Search code examples
pythonnlpspacynamed-entity-recognition

Create an unknown label for spaCy when returning list of text and label


I'm trying to create a condition statement for a function that will return the text and label for a passed list. Here's the code:

def get_label(text: list):
    doc = nlp('. '.join(text) + '.')
    keywords = []
    for ent in doc.ents:
        keywords.append((ent.text, ent.label_))
    return keywords

The input is:

['Kaggle', 'Google', 'San Francisco', 'this week', 'as early as tomorrow', 'Kag-ingle', 'about half a million', 'Ben Hamner', '2010', 'Earlier this month', 'YouTube', 'Google Cloud Platform', 'Crunchbase', '$12.5 to $13 million', 'Index Ventures', 'SV Angel', 'Hal Varian', 'Khosla Ventures', 'Yuri Milner']

The output is:

[('Google', 'ORG'), ('San Francisco', 'GPE'), ('this week', 'DATE'), ('as early as tomorrow', 'DATE'), ('Kag-ingle', 'PERSON'), ('about half a million', 'CARDINAL'), ('Ben Hamner', 'PERSON'), ('2010', 'DATE'), ('Earlier this month', 'DATE'), ('Google Cloud Platform', 'ORG'), ('Crunchbase', 'ORG'), ('$12.5 to $13 million', 'MONEY'), ('Index Ventures', 'ORG'), ('Hal Varian', 'PERSON'), ('Khosla Ventures', 'ORG'), ('Yuri Milner', 'PERSON')]

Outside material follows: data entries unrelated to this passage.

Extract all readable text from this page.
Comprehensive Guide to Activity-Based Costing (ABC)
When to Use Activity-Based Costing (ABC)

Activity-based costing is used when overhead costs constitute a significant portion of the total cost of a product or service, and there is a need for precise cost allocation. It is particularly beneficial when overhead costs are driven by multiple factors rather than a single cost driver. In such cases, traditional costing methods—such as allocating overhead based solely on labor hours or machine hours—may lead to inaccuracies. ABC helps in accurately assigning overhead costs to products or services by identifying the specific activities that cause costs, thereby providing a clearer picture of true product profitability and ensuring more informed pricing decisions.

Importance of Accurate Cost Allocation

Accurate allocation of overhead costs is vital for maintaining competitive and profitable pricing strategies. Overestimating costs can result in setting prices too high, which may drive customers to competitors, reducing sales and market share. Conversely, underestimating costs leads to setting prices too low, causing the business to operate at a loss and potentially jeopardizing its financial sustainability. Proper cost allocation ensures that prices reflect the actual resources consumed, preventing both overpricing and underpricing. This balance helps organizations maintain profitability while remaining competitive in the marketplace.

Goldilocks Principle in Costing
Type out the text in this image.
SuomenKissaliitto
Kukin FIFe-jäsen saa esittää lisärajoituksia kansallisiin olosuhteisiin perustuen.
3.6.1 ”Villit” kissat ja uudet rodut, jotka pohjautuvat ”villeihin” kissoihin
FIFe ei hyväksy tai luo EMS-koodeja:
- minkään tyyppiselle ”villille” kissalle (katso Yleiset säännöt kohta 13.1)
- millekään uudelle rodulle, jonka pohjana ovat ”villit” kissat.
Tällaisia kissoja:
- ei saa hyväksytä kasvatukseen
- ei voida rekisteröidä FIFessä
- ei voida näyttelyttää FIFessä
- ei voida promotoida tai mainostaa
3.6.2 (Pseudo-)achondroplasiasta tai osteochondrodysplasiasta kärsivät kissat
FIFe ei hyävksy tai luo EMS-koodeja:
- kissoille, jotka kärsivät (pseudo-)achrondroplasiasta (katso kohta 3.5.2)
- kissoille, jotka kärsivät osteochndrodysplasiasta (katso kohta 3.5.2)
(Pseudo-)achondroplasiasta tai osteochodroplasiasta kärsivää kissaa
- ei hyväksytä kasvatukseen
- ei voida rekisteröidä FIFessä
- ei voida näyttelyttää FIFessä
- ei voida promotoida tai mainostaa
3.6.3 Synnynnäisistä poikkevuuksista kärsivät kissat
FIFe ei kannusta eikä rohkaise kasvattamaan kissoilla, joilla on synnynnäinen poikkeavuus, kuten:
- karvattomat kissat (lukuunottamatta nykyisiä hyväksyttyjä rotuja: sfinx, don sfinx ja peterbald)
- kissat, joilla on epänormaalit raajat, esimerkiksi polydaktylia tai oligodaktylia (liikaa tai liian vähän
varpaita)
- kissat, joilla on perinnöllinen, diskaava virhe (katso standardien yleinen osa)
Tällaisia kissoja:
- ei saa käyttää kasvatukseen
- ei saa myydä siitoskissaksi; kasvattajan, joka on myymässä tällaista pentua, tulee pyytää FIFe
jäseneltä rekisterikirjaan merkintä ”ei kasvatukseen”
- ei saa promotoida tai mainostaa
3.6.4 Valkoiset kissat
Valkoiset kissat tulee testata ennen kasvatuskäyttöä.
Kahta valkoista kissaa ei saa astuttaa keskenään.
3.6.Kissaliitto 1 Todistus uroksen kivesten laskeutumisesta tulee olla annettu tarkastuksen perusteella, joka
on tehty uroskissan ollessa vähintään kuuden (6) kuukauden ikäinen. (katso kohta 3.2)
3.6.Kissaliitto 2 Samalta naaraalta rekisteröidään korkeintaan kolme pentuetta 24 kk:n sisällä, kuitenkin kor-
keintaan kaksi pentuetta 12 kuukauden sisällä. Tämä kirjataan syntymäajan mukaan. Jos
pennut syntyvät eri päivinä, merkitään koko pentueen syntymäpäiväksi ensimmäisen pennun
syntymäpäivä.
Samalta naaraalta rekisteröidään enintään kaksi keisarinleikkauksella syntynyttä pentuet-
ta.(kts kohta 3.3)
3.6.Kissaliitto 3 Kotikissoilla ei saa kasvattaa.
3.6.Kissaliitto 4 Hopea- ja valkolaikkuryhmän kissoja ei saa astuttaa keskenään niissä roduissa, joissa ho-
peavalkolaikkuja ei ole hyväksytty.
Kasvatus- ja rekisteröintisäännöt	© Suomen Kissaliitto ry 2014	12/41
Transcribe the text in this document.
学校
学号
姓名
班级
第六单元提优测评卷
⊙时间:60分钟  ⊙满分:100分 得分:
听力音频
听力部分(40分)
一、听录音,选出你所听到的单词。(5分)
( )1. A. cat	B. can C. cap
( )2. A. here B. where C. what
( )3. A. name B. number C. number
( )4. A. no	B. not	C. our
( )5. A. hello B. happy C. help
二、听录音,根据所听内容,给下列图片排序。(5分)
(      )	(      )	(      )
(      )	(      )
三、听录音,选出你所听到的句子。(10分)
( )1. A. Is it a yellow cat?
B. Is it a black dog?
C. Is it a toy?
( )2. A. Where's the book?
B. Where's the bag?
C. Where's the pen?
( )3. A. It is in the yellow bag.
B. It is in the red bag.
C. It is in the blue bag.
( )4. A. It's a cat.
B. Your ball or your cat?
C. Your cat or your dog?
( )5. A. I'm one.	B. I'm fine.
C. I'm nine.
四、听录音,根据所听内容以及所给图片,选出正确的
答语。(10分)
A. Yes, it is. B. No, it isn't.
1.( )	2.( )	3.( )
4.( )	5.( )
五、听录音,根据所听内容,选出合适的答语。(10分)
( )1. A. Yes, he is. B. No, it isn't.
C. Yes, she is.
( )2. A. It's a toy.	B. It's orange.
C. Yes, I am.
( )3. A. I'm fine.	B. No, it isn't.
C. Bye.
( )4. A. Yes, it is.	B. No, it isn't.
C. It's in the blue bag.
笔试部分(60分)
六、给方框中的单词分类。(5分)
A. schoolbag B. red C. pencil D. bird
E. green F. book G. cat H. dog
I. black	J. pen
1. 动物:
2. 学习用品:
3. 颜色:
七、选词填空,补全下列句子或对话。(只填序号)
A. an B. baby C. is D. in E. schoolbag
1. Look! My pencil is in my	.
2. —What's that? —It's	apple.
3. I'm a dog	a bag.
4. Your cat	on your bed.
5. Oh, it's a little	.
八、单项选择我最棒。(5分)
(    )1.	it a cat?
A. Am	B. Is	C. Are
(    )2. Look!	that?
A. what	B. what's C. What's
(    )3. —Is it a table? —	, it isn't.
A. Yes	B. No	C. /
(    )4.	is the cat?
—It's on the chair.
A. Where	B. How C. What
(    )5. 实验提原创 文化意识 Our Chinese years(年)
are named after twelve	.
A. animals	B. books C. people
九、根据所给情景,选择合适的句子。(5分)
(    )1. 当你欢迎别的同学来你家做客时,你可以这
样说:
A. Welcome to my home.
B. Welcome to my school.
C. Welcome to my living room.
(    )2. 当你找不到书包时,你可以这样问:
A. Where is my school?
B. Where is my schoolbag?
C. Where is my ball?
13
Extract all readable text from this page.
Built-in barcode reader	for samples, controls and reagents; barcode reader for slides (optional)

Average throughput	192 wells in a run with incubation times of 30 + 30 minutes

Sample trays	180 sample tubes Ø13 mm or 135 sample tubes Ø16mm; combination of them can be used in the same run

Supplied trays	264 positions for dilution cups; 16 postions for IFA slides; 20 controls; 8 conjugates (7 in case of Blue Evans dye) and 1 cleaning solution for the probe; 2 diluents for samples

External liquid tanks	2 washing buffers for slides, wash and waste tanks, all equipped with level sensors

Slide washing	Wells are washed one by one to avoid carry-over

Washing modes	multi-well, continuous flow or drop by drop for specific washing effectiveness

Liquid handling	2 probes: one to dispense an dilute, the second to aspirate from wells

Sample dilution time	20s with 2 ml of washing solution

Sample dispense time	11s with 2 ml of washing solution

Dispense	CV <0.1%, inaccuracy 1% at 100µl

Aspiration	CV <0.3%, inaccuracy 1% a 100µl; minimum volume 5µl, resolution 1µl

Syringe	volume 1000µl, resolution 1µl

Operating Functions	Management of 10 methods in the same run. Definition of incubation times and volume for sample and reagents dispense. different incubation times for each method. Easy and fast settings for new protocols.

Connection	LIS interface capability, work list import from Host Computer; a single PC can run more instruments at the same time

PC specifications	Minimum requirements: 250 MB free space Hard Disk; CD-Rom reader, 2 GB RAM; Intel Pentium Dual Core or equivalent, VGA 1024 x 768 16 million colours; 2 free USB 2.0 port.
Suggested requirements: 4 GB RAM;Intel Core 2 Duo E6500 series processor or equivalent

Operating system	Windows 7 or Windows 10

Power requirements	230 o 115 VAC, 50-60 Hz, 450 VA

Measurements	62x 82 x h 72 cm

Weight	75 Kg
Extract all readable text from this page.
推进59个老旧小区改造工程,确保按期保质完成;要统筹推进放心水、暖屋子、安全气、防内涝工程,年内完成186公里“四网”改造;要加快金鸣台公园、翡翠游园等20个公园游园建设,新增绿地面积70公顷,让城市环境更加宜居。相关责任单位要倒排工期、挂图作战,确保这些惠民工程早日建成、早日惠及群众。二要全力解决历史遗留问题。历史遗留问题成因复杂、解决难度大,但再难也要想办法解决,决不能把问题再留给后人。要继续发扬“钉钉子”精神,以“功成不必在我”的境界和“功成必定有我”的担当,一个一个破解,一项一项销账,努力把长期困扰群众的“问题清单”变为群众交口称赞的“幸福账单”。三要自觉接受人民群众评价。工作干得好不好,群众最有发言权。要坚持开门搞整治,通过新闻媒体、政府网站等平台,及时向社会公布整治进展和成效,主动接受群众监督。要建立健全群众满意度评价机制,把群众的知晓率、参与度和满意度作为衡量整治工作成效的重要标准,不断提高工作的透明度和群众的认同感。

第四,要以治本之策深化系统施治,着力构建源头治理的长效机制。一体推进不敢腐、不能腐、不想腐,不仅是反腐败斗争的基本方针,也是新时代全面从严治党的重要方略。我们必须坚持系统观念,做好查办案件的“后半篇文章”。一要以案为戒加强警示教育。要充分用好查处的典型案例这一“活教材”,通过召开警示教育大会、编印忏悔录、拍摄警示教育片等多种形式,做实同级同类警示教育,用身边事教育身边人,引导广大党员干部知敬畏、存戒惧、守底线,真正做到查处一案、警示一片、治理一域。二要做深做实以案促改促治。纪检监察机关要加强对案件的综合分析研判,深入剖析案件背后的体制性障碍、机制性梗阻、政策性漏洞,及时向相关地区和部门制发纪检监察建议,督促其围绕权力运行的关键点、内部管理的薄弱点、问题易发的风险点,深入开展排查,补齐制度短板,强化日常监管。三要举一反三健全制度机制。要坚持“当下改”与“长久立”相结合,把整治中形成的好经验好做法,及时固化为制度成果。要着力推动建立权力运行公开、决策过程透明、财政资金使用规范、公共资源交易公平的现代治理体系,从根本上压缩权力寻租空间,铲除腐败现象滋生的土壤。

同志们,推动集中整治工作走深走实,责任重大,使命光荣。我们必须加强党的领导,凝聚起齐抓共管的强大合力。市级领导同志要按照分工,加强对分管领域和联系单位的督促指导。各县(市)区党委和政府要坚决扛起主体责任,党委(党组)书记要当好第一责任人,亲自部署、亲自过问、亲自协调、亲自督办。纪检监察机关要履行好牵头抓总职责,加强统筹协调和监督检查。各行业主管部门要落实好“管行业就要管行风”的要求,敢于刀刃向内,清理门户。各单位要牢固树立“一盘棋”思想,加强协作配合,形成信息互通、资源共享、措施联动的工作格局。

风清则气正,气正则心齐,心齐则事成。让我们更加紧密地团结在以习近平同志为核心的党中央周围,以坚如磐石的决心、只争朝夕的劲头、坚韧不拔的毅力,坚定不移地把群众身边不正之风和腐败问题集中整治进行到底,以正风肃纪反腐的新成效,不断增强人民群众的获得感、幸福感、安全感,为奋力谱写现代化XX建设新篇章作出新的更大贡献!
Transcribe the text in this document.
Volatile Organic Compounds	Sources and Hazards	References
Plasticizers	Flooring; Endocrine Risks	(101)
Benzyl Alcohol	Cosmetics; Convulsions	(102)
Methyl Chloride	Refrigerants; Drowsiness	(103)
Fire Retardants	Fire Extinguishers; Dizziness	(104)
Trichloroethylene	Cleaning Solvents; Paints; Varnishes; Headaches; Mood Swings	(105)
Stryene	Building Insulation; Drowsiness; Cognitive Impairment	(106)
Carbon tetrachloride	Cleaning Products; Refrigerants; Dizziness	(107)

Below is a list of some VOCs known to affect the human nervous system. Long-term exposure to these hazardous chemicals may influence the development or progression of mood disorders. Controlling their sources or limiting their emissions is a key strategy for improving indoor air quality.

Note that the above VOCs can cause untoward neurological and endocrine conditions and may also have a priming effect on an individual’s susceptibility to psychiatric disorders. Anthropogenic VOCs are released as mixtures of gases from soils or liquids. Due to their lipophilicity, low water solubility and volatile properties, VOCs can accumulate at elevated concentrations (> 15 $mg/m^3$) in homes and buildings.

However, the output should include the entities that were not labelled, assigning them the "UNKNOWN" label like this:

[('Kaggle', 'UNKNOWN'), ('Google', 'ORG'), ('San Francisco', 'GPE'), ('this week', 'DATE'), ('as early as tomorrow', 'DATE'), ('Kag-ingle', 'PERSON'), ('about half a million', 'CARDINAL'), ('Ben Hamner', 'PERSON'), ('2010', 'DATE'), ('Earlier this month', 'DATE'), ('YouTube', 'UNKNOWN'), ('Google Cloud Platform', 'ORG'), ('Crunchbase', 'ORG'), ('$12.5 to $13 million', 'MONEY'), ('Index Ventures', 'ORG'), ('Hal Varian', 'PERSON'), ('Khosla Ventures', 'ORG'), ('Yuri Milner', 'PERSON')]

I've tried using:

for token in doc.sents:
       keywords.append((token.text, token.label_))

Which returns:

[('Kaggle.', ''), ('Google.', ''), ('San Francisco.', ''), ('this week.', ''), ('as early as tomorrow.', ''), ('Kag-ingle.', ''), ('about half a million.', ''), ('Ben Hamner. 2010.', ''), ('Earlier this month.', ''), ('YouTube.', ''), ('Google Cloud Platform.', ''), ('Crunchbase.', ''), ('$12.5 to $13 million.', ''), ('Index Ventures.', ''), ('SV Angel.', ''), ('Hal Varian.', ''), ('Khosla Ventures.', ''), ('Yuri Milner.', '')]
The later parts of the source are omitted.